Todavía lloramos y que bueno que así sea,
las lágrimas rara vez hacen mal.
Son siempre una catarsis, una liberación
una forma de decir que nadie es auto-suficiente.
En ésta confesión de franqueza humana,
se esconde un acto de humildad
de quien reconoce que llegó a una encrucijada,
y cuando esto hiere demasiado,
los ojos dicen lo que la boca no consigue pronunciar.
Hay lágrimas de dolor, lágrimas de amor,
lágrimas de alegría incontenible, lágrimas de tristeza,
lágrimas silenciosas de paz y de ternura,
lágrimas de gratitud por un elogio realizado en el
momento preciso,
lágrimas de esperanza, lágrimas de inocencia.
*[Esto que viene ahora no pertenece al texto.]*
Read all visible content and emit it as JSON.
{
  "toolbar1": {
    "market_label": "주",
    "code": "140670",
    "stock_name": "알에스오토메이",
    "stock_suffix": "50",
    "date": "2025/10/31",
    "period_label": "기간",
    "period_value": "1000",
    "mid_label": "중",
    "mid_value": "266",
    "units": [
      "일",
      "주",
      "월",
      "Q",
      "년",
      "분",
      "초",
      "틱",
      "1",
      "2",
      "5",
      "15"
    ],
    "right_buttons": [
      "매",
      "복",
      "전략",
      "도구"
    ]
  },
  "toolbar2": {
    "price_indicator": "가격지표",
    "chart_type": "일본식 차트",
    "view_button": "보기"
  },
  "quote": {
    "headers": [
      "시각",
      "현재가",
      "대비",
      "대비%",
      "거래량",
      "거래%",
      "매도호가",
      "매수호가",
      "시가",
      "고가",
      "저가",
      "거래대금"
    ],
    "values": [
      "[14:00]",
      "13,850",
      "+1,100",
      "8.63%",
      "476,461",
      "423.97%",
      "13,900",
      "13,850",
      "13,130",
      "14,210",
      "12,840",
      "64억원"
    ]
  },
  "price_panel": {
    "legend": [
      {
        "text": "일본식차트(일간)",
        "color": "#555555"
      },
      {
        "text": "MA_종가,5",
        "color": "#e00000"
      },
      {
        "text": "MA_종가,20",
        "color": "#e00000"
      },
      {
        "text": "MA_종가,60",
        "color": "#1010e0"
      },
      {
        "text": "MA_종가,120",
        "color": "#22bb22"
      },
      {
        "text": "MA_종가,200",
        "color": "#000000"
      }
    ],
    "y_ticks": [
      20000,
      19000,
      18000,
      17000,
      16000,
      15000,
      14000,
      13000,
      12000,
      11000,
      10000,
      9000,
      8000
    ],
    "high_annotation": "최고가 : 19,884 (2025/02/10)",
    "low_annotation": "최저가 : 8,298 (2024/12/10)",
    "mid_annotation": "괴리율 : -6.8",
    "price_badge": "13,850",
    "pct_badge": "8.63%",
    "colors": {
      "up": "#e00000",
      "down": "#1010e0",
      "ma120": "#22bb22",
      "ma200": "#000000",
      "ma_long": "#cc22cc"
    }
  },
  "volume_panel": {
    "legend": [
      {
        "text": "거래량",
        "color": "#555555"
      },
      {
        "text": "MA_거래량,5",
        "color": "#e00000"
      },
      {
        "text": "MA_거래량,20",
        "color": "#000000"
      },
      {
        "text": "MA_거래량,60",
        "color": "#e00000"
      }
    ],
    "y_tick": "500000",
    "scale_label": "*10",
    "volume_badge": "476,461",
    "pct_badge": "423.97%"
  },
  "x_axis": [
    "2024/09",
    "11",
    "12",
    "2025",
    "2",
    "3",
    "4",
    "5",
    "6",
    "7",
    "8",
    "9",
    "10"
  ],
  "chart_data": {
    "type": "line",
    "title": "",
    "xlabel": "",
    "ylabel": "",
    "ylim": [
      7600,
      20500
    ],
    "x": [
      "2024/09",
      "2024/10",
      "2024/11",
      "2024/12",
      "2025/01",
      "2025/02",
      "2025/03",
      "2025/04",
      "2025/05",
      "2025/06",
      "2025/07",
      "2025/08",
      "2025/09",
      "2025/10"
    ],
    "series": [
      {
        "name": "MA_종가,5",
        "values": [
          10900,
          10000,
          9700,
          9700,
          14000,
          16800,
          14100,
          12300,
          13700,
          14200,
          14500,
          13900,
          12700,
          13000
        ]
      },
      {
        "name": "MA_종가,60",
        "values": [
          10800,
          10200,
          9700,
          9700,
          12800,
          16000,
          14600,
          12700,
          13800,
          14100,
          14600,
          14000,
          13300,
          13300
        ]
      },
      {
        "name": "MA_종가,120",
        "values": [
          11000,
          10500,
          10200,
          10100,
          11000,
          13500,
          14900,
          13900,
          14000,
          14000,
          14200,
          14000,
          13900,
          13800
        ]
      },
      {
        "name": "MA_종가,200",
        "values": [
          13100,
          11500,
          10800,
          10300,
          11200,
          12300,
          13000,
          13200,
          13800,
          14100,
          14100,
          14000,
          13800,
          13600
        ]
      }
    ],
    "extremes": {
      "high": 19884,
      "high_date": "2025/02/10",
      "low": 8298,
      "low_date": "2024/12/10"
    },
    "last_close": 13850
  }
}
Pero también hay lágrimas de vergüenza,
de necedad, de desafío, de chantaje, de egoísmo por
no haber conseguido lo que se quería.
Hay quien llora por cualquier cosa
y hay quien tiene vergüenza de llorar,
cuando llorar
era la única cosa decente que podía hacerse.
Es muy probable que existan cosas mucho más bonitas
que una persona llorando en paz.
Pero, después de las siete maravillas del mundo,
muy bien se podría proponer la que sigue
como la octava:
Un monumento a la persona
que todavía llora por amor y que además no
tiene vergüenza de mostrar
que dentro de ella habita un sentimiento noble.